Keep shooting (I am) ;-)

Thanks.

--Pablettowww.pbase.com/pabletto(samples taken with the MINOLTA DiMAGE 7)Last update 25 February 2002 (Lots of food photos added)
 
This is going to sound really stupid [I just got a D7, before this
I've only had point and shoot cameras, so please if this suggestion
is really stupid please bear with me, I'm new to this] - but I've
been fidgeting with alot of the manual settings for the same
reason, the closest I can find to getting the results that I've
wanted was to just use the portrait mode on the camera and they
seem to come pretty close.

[see example]



-Mike
Mike, I think your background is way too blurred, which is good for portrait photos. How did you manage? Did you use any other teleconverters?
Or PhotoShop post-processing?

--Pablettowww.pbase.com/pabletto(samples taken with the MINOLTA DiMAGE 7)Last update 25 February 2002 (Lots of food photos added)
 
Pabletto, oddly enough this is just straight from the camera with the standard lens just in the point and shoot portrait mode, the only modification I did in photoshop was to resize the image for viewing. I've tried to achieve a deeper DOF using manual settings, but I can't seem to get it that way.

-Mike
This is going to sound really stupid [I just got a D7, before this
I've only had point and shoot cameras, so please if this suggestion
is really stupid please bear with me, I'm new to this] - but I've
been fidgeting with alot of the manual settings for the same
reason, the closest I can find to getting the results that I've
wanted was to just use the portrait mode on the camera and they
seem to come pretty close.

[see example]



-Mike
Mike, I think your background is way too blurred, which is good for
portrait photos. How did you manage? Did you use any other
teleconverters?
Or PhotoShop post-processing?

--
Pabletto

http://www.pbase.com/pabletto
(samples taken with the MINOLTA DiMAGE 7)
Last update 25 February 2002 (Lots of food photos added)
 
Pabletto, oddly enough this is just straight from the camera with
the standard lens just in the point and shoot portrait mode, the
only modification I did in photoshop was to resize the image for
viewing. I've tried to achieve a deeper DOF using manual settings,
but I can't seem to get it that way.

-Mike
Do you think that the Portrait programme may be doing anything 'special'. I remember someone else also mentioning not being able to achieve the restults they got with portrait programme mode. Hmmmm.....
I guess I'll do some test photos of my own and see what happens.
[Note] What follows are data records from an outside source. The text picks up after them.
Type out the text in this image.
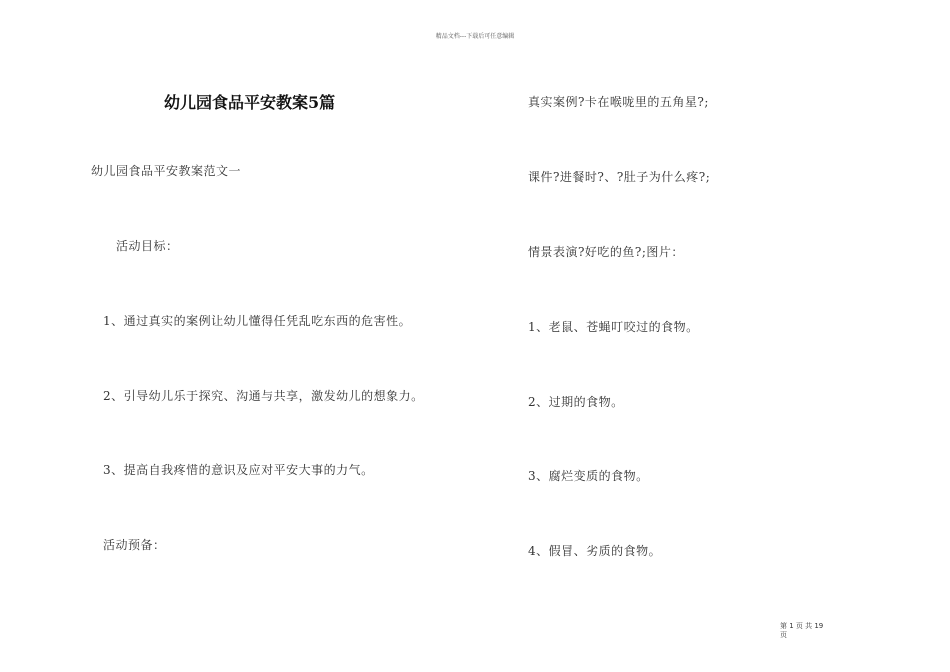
精品文档---下载后可任意编辑
幼儿园食品平安教案5篇
幼儿园食品平安教案范文一
活动目标：
1、通过真实的案例让幼儿懂得任凭乱吃东西的危害性。
2、引导幼儿乐于探究、沟通与共享，激发幼儿的想象力。
3、提高自我疼惜的意识及应对平安大事的力气。
活动预备：
真实案例?卡在喉咙里的五角星?;
课件?进餐时?、?肚子为什么疼?;
情景表演?好吃的鱼?;图片：
1、老鼠、苍蝇叮咬过的食物。
2、过期的食物。
3、腐烂变质的食物。
4、假冒、劣质的食物。
第 1 页 共 19 页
--Pablettowww.pbase.com/pabletto(samples taken with the MINOLTA DiMAGE 7)Last update 26 February 2002 (MORE food photos)
 
One thing Michael's picture has going for it - the background is quite distant, and the model is quite close. Good way to set up portraits. Easier to get blurry background when there is that much diference.

I'm going to mess around with portrait mode, too. See if there is any difference.